Cooperatives such as Magnum Photos are still holding strong, founded by a group of twelve photographers at the end of WWII. Instead of turning them over to publishers, members of this co-op kept the copyright to their works. This has made it easier for artists to continue to make money off their art and to market the same photographs to numerous media around the world.

This sort of artist-controlled structure is also something that artists could gain from: a band could release their album on Bandcamp, which takes about 15% of the sales received, then they will release it on Spotify Premium a month later, which takes about 30%. A month back, the album can be played on the free versions of Spotify and Youtube, which take even longer.

Enthusiastic supporters won’t wait, because they’re going to pay for Bandcamp’s purchasing prices, while more patient fans are going to wait for the streaming version. They would no doubt see a bigger payday if musicians had this kind of influence, but the only way they would wrest leverage away from powerful powers like Spotify and Google is if they join together as part of an artist-run co-op. 

There is always the potential for a more equitable future, even if the companies are making the decisions today. What we need to do is form an alliance and get our fates under control.
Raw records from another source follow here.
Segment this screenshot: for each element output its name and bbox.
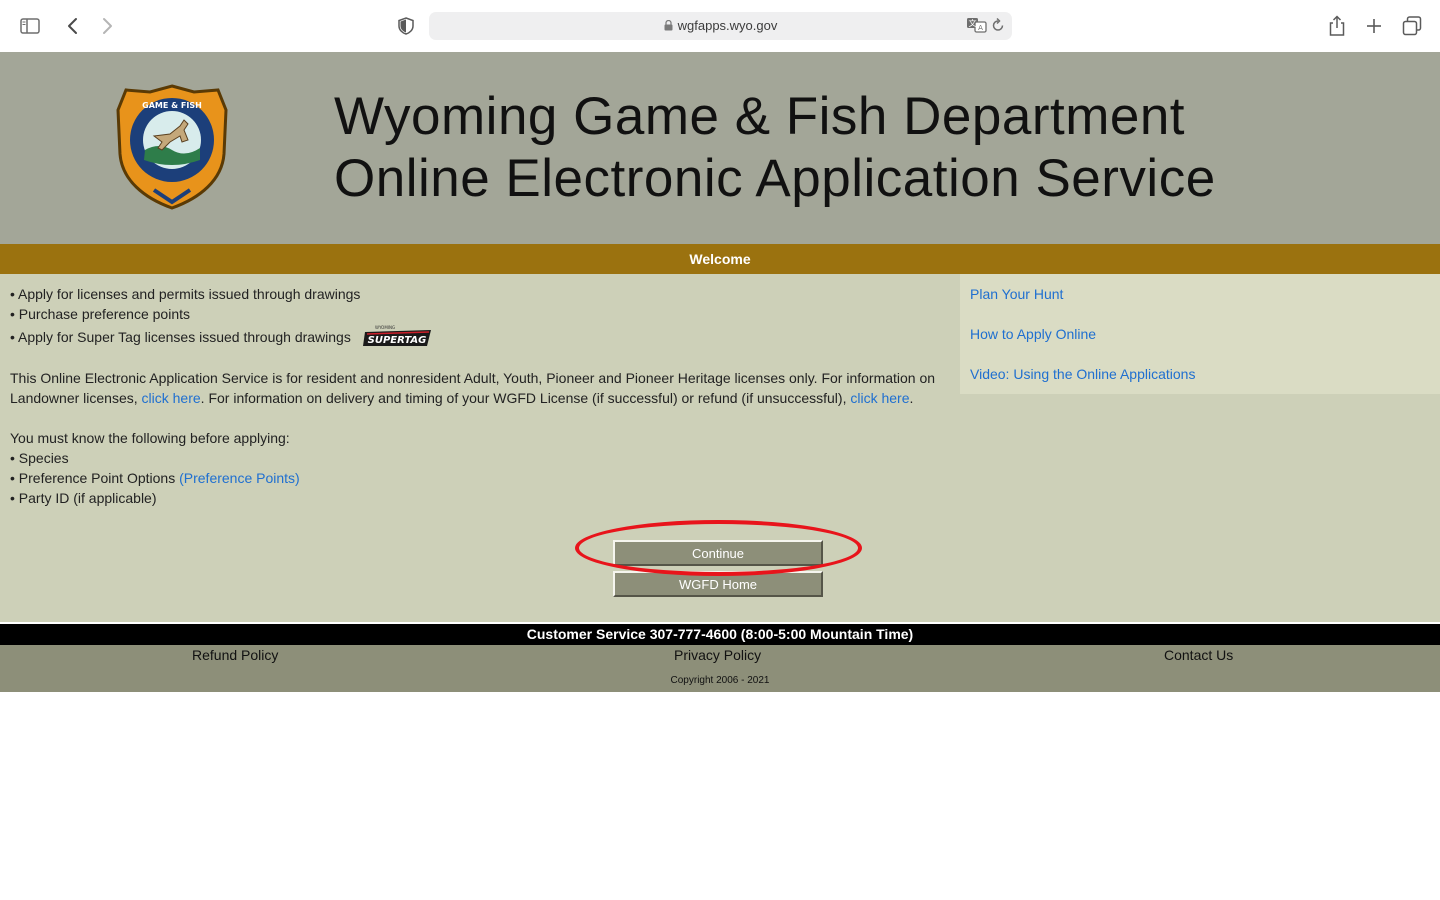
customer-service-bar: Customer Service 307-777-4600 (8:00-5:00… — [0, 624, 1440, 645]
sidebar-icon[interactable] — [18, 14, 42, 38]
requirements-heading: You must know the following before apply… — [10, 430, 290, 446]
wgfd-badge-logo[interactable]: GAME & FISH — [114, 84, 230, 210]
delivery-click-here-link[interactable]: click here — [850, 390, 909, 406]
reload-icon[interactable] — [991, 17, 1007, 35]
address-bar[interactable]: wgfapps.wyo.gov 文A — [429, 12, 1012, 40]
header-banner: GAME & FISH Wyoming Game & Fish Departme… — [0, 52, 1440, 244]
site-title-line2: Online Electronic Application Service — [334, 149, 1216, 208]
service-description: This Online Electronic Application Servi… — [10, 370, 936, 406]
page: GAME & FISH Wyoming Game & Fish Departme… — [0, 52, 1440, 692]
requirement-item: • Party ID (if applicable) — [10, 490, 157, 506]
url-text: wgfapps.wyo.gov — [677, 18, 778, 33]
video-online-applications-link[interactable]: Video: Using the Online Applications — [970, 366, 1195, 382]
preference-points-link[interactable]: (Preference Points) — [179, 470, 300, 486]
footer: Refund Policy Privacy Policy Contact Us … — [0, 645, 1440, 692]
intro-bullet-text: • Apply for Super Tag licenses issued th… — [10, 329, 351, 345]
intro-section: • Apply for licenses and permits issued … — [10, 284, 950, 508]
new-tab-icon[interactable] — [1363, 14, 1385, 38]
intro-bullet: • Purchase preference points — [10, 306, 191, 322]
red-annotation-circle — [575, 520, 862, 576]
plan-your-hunt-link[interactable]: Plan Your Hunt — [970, 286, 1063, 302]
requirement-item: • Preference Point Options (Preference P… — [10, 470, 300, 486]
privacy-policy-link[interactable]: Privacy Policy — [674, 647, 761, 663]
browser-toolbar: wgfapps.wyo.gov 文A — [0, 0, 1440, 52]
svg-text:GAME & FISH: GAME & FISH — [142, 101, 202, 110]
supertag-logo: SUPERTAG WYOMING — [361, 324, 433, 348]
welcome-heading: Welcome — [0, 244, 1440, 274]
landowner-click-here-link[interactable]: click here — [142, 390, 201, 406]
translate-icon[interactable]: 文A — [966, 17, 988, 35]
svg-text:A: A — [978, 24, 983, 32]
sidebar-links: Plan Your Hunt How to Apply Online Video… — [960, 274, 1440, 394]
share-icon[interactable] — [1326, 13, 1348, 39]
svg-text:文: 文 — [969, 18, 977, 28]
site-title-line1: Wyoming Game & Fish Department — [334, 87, 1186, 146]
contact-us-link[interactable]: Contact Us — [1164, 647, 1233, 663]
supertag-logo-text: SUPERTAG — [367, 335, 426, 346]
intro-bullet-supertag: • Apply for Super Tag licenses issued th… — [10, 324, 950, 348]
back-icon[interactable] — [62, 14, 84, 38]
forward-icon[interactable] — [96, 14, 118, 38]
refund-policy-link[interactable]: Refund Policy — [192, 647, 278, 663]
supertag-logo-small-text: WYOMING — [375, 325, 395, 330]
how-to-apply-link[interactable]: How to Apply Online — [970, 326, 1096, 342]
tab-overview-icon[interactable] — [1400, 14, 1424, 38]
lock-icon — [664, 19, 673, 34]
copyright-text: Copyright 2006 - 2021 — [670, 675, 770, 686]
site-title: Wyoming Game & Fish Department Online El… — [334, 86, 1216, 210]
requirement-item: • Species — [10, 450, 69, 466]
intro-bullet: • Apply for licenses and permits issued … — [10, 286, 361, 302]
privacy-shield-icon[interactable] — [396, 14, 416, 38]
Move Fast and Break Things: How Facebook, Google, and Amazon Cornered Culture and Undermined Democracy by Jonathan Taplin Book Review

A libertarian philosophy that has kept billions of dollars away from the regimes that originally subsidized the technologies is fueling many giant tech firms. They’ve nourished an illicit production scheme with their dishonest domination in the industry that has held billions of dollars out of the hands of performers, singers, and other high-quality content producers. They have also developed a frightening level of control on politicians thus growing their penetration into internet users’ personal lives. This has contributed to detrimental effects that aim to control our access to data, thus critically harming the livelihoods of musicians and the creative industry. It would need groups of like-minded people, musicians, and residents to take back ownership of their online lives and jobs if there is to be a path forward.